We should shift our focus to services from manufacturing. One example that Mr Rajan cited is “Instead of subsidizing 10 billion dollars for chip manufacturing we should reallocate that to maybe 200 first-class universities or 2000 or maybe more high-quality high school we would not get chip manufacturing, but we would get chip design and much of the value in the world is now in those high skill services such as chip design rather than in manufacturing so even our spending priority needs to be rethought”. Services are something which physical borders cannot stop. A person sitting in Bangalore can provide her service to someone in Chicago, and it can be of any kind, be it legal assistance, finance, education, IT services, consulting, telemedicine, etcetera. But the critical element in providing these services is shared values and trust, especially around the data that are harvested, this automatically puts authoritarian countries like China and Russia at a disadvantage, as people are afraid to share their data across borders, especially with people from authoritarian countries as they or their government can snoop their data to blackmail the beneficiary but when the provider comes from a liberal democracy where the rule of law prevails beneficiary does not hold any kind of fear and accept services. Having a liberal democracy is already an advantage for India in providing services to the world.
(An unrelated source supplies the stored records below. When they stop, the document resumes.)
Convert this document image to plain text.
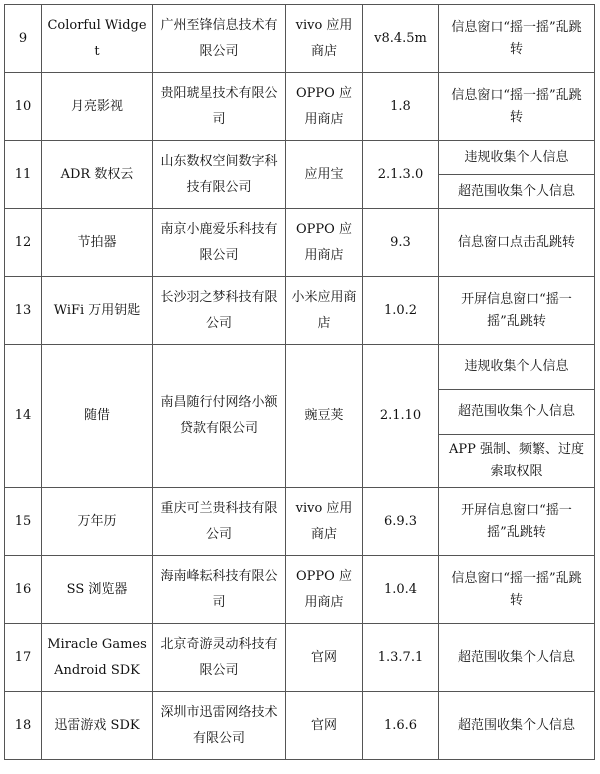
9	Colorful Widget	广州至锋信息技术有限公司	vivo 应用商店	v8.4.5m	信息窗口“摇一摇”乱跳转
10	月亮影视	贵阳琥星技术有限公司	OPPO 应用商店	1.8	信息窗口“摇一摇”乱跳转
11	ADR 数权云	山东数权空间数字科技有限公司	应用宝	2.1.3.0	违规收集个人信息
					超范围收集个人信息
12	节拍器	南京小鹿爱乐科技有限公司	OPPO 应用商店	9.3	信息窗口点击乱跳转
13	WiFi 万用钥匙	长沙羽之梦科技有限公司	小米应用商店	1.0.2	开屏信息窗口“摇一摇”乱跳转
14	随借	南昌随行付网络小额贷款有限公司	豌豆荚	2.1.10	违规收集个人信息
					超范围收集个人信息
					APP 强制、频繁、过度索取权限
15	万年历	重庆可兰贵科技有限公司	vivo 应用商店	6.9.3	开屏信息窗口“摇一摇”乱跳转
16	SS 浏览器	海南峰耘科技有限公司	OPPO 应用商店	1.0.4	信息窗口“摇一摇”乱跳转
17	Miracle Games Android SDK	北京奇游灵动科技有限公司	官网	1.3.7.1	超范围收集个人信息
18	迅雷游戏 SDK	深圳市迅雷网络技术有限公司	官网	1.6.6	超范围收集个人信息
All we have to do is prioritize our spending on service sectors, which will lead to the creation of skilled jobs that further provide three to four less-skilled jobs, which will benefit our economy. Choosing this path will make us the first nation to transit directly to services without going fully through manufacturing. “Premature deindustrialization will not be a bug for India but a feature for our growth path”.

If India has to escalate into the economic world, we need our government to be pragmatic, transparent, decentralized, open to criticism, and carry everyone; be it, women, the biggest religious minorities i.e., Muslims or any other socially backward class of our society. If other democracy is our target market, we cannot be seen as creating second class citizens of our minorities. So, if we allow our Democracy to crumble in majoritarianism or authoritarianism, then our economic future and our soul as a nation and place among other democratic nations will be jeopardized. Democracy is not something nice to have but it is central to everything.

 

On 21st May 2022, Mr Raghu Ram Rajan addressed  students of the Aligarh Muslim University at Literary Festival. He gave a ferocious speech of about 50 minutes on the topic “Why Liberal Democracy is necessary for Indian Development”.